The Budweiser, the bonhomie, and the smell of the night have combined to make me feel ten pounds lighter and two inches taller, so when I look across the parking lot at the dumpster that’s sitting in the back corner, I know, just know, I’ll be able to throw my empty beer all the way there from here. I take the bottle by the neck and measure its weight, upside down and satisfyingly top-heavy, built to catapult end over end. I can already envision it propelling through the air, clearing the lip of the dumpster and landing in a bed of trash bags stuffed with breakfast buffet Styrofoam. I can see the whole flight, from takeoff to touchdown, just like twenty-five years ago when my bandmates and I were dropping out of college and into our first van. Back then I could visualize our whole career trajectory: from dues-paying fledglings to platinum-selling rock stars.

There’s no fanfare. No smack talk. I don’t announce my intentions or wager five bucks on them. I just rear back and fire. And as soon as I do, it’s obvious that I didn’t give the bottle enough muscle. Not even close. Five yards shy of the dumpster, the glass shatters on the asphalt. My bandmates stop talking. Biggie stops unloading the luggage. “What the hell?” he says, the sober one, the designated cat herder.

Maybe it’s the way he’s looking at me—not with disgust but with resignation. Maybe it was the sound of the bottle breaking. Or maybe it was the pitiable distance by which the reality fell short of the vision. But I suddenly hear the unspoken second half of Biggie’s question: . . . are you doing? What the hell am I doing? I’m forty-five years old. A college professor. Father of a young son and daughter. First-rate diaper changer and renowned singer of lullabies. Hunter of stray Cheerios from under car seats and couch cushions. Look at me now: drunken bottle chucker. Throwing rocks at the moon. It’s 3:00 a.m. Do you know where your parents are?

Grabbing a fresh beer from the cooler, I’m struck by another vision: sunrise. And a man in Dickies work pants, armed with a broom and dustpan—a father himself, perhaps—being summonsed via walkie-talkie out to the lot to sweep up the shards of my misplaced entitlement.

The broken glass has sucked the air out of the evening, making space for everyone’s tiredness.

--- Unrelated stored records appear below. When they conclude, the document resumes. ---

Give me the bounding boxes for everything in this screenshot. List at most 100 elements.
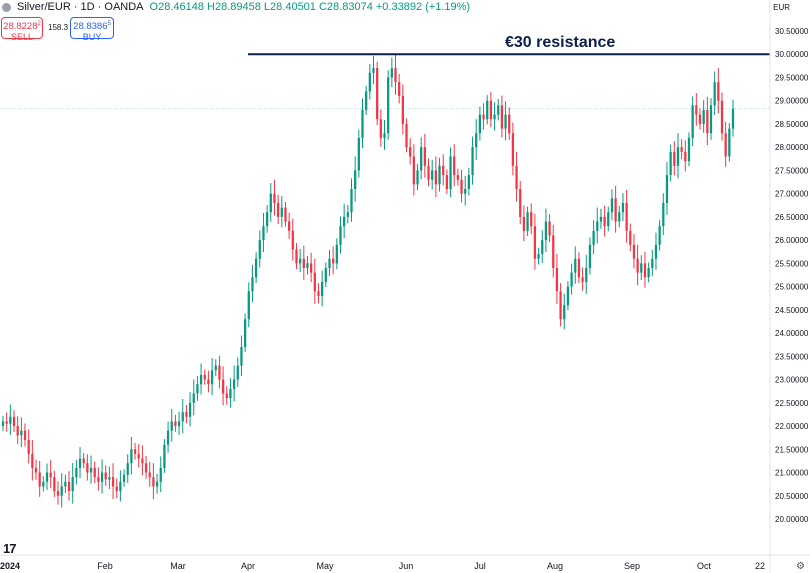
candle-body [42, 481, 45, 487]
candle-body [225, 393, 228, 399]
candle-body [599, 216, 603, 222]
settings-gear-icon[interactable]: ⚙ [796, 561, 805, 572]
candle-body [232, 379, 236, 389]
currency-label[interactable]: EUR [773, 3, 790, 12]
candle-body [621, 202, 625, 213]
candle-body [629, 230, 632, 245]
price-tick-label: 29.50000 [775, 73, 809, 82]
candle-body [181, 412, 184, 422]
candle-body [533, 226, 537, 259]
candle-body [519, 189, 522, 217]
price-tick-label: 24.50000 [775, 306, 809, 315]
candle-body [526, 212, 529, 231]
time-tick-label: Apr [241, 561, 255, 571]
candle-body [86, 463, 89, 473]
candle-body [731, 108, 735, 129]
candle-body [412, 156, 415, 185]
chart-header: Silver/EUR · 1D · OANDA O28.46148 H28.89… [2, 1, 470, 13]
candle-body [497, 105, 500, 115]
candle-body [295, 249, 298, 264]
candle-body [423, 147, 426, 166]
candle-body [203, 374, 206, 380]
candle-body [486, 100, 489, 120]
resistance-label: €30 resistance [505, 34, 615, 51]
sell-price-sup: 2 [37, 21, 41, 27]
price-tick-label: 28.00000 [775, 143, 809, 152]
candle-body [1, 421, 5, 427]
candle-body [522, 216, 526, 231]
price-tick-label: 29.00000 [775, 97, 809, 106]
candle-body [401, 96, 404, 124]
candle-body [467, 175, 471, 190]
sell-button[interactable]: 28.82282 SELL [1, 17, 43, 42]
candle-body [240, 347, 243, 366]
candle-body [541, 240, 544, 255]
candle-body [119, 481, 122, 492]
candle-body [188, 402, 192, 417]
candle-body [354, 170, 357, 190]
candle-body [614, 198, 617, 222]
candle-body [247, 291, 250, 320]
candle-body [420, 147, 423, 171]
candle-body [64, 481, 67, 487]
candle-body [383, 133, 386, 138]
candle-body [49, 472, 52, 478]
time-tick-label: Jul [474, 561, 486, 571]
candle-body [236, 365, 239, 380]
candle-body [339, 226, 342, 245]
candle-body [306, 263, 309, 269]
candle-body [515, 165, 518, 190]
price-tick-label: 20.50000 [775, 492, 809, 501]
candle-body [592, 230, 595, 245]
time-tick-label: Aug [547, 561, 563, 571]
candle-body [570, 272, 573, 287]
candle-body [97, 477, 100, 482]
candle-body [390, 68, 393, 78]
candle-body [665, 175, 669, 203]
candle-body [508, 114, 511, 134]
candle-body [478, 114, 482, 134]
candle-body [464, 189, 467, 194]
buy-price-sup: 5 [107, 21, 111, 27]
candle-body [610, 198, 614, 213]
candle-body [9, 416, 12, 424]
candle-body [152, 477, 155, 487]
candle-body [695, 105, 698, 115]
price-tick-label: 27.50000 [775, 166, 809, 175]
candle-body [100, 472, 104, 482]
candle-body [269, 193, 272, 213]
candle-body [720, 100, 724, 134]
candle-body [126, 463, 129, 475]
candle-body [555, 268, 559, 292]
candle-body [335, 244, 338, 264]
candle-body [144, 463, 148, 473]
candle-body [662, 202, 665, 227]
time-tick-label: Mar [170, 561, 186, 571]
buy-label: BUY [82, 32, 102, 43]
candle-body [276, 202, 280, 217]
candle-body [636, 258, 639, 273]
candle-body [199, 374, 203, 385]
candle-body [148, 472, 151, 478]
candle-body [313, 272, 316, 292]
price-tick-label: 25.50000 [775, 259, 809, 268]
change-value: +0.33892 (+1.19%) [375, 1, 471, 13]
price-tick-label: 20.00000 [775, 515, 809, 524]
time-tick-label: Sep [624, 561, 640, 571]
candle-body [489, 100, 493, 120]
tradingview-logo-icon[interactable]: 17 [3, 541, 17, 556]
buy-button[interactable]: 28.83865 BUY [70, 17, 114, 43]
candle-body [93, 467, 96, 478]
candle-body [684, 151, 687, 162]
candle-body [130, 449, 133, 464]
candle-body [262, 226, 265, 241]
candle-body [23, 430, 27, 440]
time-tick-label: Oct [697, 561, 712, 571]
candle-body [445, 175, 449, 190]
candle-body [60, 486, 63, 496]
candle-body [287, 221, 291, 231]
candle-body [431, 170, 434, 180]
symbol-title[interactable]: Silver/EUR · 1D · OANDA [17, 1, 144, 13]
candle-body [346, 212, 349, 217]
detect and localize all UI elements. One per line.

Biggie locks the van and walks toward the back entrance of the building. My bandmates grab their bags and form a slouching line behind him. I pick up my duffle and fall in at the rear. But before I follow the guys inside, I chug about a third of my beer and look back at the dumpster. So close. So wide open. My hand slides up the neck of the bottle.

If I just give it a little more arc. If I just put some leg into it.